Secondly, Facebook is committed to a number of projects using deep-learning to understand “the origins of human intelligence”. While these projects are certainly worthwhile on a purely scientific basis, they’re also likely to be big revenue spinners for the firm further down the line.
For example, Meta’s newly unveiled AI Research SuperCluster supercomputer is working on training models in natural-language processing, which will help save money through autonomous content-moderation algorithms, and enhance its augmented-reality features that will play a major role in the coming metaverse.
Revenues Are Slowing Down
Despite its ambitious capital expenditure plans, Meta’s also having to trim some of its spending in other segments too.

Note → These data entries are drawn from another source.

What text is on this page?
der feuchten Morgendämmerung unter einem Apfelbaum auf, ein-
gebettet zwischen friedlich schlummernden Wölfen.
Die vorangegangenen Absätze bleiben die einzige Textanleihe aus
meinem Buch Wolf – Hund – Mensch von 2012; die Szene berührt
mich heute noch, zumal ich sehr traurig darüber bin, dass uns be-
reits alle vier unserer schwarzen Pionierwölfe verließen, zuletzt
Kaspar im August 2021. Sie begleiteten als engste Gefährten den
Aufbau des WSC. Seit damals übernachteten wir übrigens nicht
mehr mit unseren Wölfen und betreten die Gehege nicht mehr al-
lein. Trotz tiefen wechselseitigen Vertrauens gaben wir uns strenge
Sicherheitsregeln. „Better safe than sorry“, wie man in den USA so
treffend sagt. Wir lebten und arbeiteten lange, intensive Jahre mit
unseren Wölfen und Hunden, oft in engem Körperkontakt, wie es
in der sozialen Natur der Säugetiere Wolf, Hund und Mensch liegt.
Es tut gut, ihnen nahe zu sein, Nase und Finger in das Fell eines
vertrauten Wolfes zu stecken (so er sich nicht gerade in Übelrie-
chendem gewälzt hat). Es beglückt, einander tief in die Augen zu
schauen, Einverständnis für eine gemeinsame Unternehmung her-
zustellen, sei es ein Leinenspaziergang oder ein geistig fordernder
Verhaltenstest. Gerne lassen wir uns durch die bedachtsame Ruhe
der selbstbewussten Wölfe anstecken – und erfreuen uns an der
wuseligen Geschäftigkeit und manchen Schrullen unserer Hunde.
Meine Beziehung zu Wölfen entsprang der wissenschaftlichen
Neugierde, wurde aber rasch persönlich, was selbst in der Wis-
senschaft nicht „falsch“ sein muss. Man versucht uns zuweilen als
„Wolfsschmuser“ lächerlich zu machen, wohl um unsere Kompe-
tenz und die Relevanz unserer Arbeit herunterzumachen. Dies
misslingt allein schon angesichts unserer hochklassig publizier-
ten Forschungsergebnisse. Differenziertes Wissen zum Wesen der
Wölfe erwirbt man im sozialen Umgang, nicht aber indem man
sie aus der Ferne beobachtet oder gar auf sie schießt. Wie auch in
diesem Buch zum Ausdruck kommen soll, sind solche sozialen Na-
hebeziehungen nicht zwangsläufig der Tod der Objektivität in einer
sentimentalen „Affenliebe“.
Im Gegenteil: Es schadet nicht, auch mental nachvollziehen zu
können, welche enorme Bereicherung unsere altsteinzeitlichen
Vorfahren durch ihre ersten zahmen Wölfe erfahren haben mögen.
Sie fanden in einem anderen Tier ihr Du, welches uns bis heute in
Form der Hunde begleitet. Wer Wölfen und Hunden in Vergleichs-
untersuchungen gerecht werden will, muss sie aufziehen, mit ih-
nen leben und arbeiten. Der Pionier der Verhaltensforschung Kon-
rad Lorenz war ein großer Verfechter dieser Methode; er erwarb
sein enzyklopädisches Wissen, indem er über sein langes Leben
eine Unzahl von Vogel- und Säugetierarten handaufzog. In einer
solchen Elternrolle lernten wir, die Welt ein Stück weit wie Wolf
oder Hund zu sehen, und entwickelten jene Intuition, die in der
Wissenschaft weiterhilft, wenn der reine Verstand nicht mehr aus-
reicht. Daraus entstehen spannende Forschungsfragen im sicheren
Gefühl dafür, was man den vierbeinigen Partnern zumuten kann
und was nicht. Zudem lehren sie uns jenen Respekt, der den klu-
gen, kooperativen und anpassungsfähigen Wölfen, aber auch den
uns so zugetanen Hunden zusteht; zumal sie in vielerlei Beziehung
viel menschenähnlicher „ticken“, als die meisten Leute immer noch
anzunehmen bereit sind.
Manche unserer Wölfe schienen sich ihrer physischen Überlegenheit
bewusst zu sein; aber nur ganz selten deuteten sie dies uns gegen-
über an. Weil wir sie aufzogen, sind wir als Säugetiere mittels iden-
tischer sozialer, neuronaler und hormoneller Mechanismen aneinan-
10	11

A less-than-stellar revenue growth of just 7% – its weakest on record – has meant that the business needs to make some cost-cutting measures along the way. The company has decided to begin with its “talent pipeline”, which will see hiring for some mid- and senior-level jobs curtailed.
As such, Facebook is also downgrading its annual operating expense guidance as well. Its previous estimate of $90-95 billion has now been revised to just $87-92 billion.
Is Meta Stock Still Worth Buying?
Facebook’s shares have had a rough time over the past few quarters, but, from a valuation perspective, the company is trading fairly inexpensively. The business is highly profitable – with an EBITDA margin of 44% – while its forward GAAP P/E multiple is slightly better than the wider Communications Services sector at 17x.
Furthermore, Facebook boasts a massive user base, from which it can successfully extract some equally massive cash flows. Its monthly active users was a staggering 3.64 billion during Q1, and it took in a total of $58 billion in cash from operating activities in 2021, up from $39 billion in 2020.
However, investors should be worried that the company is now at the point where it’s starting to lose customers, and the metaverse, though promising, is still something of a wildcard.
But the fundamentals of the business remain solid, and it’s reassuring that Facebook is reinvesting so much capital back into the company. Indeed, Meta just bought-up $9.39 billion of its Class A common stock – which should signal that the firm is still bullish on its own prospects, even if it has its fair share of skeptics.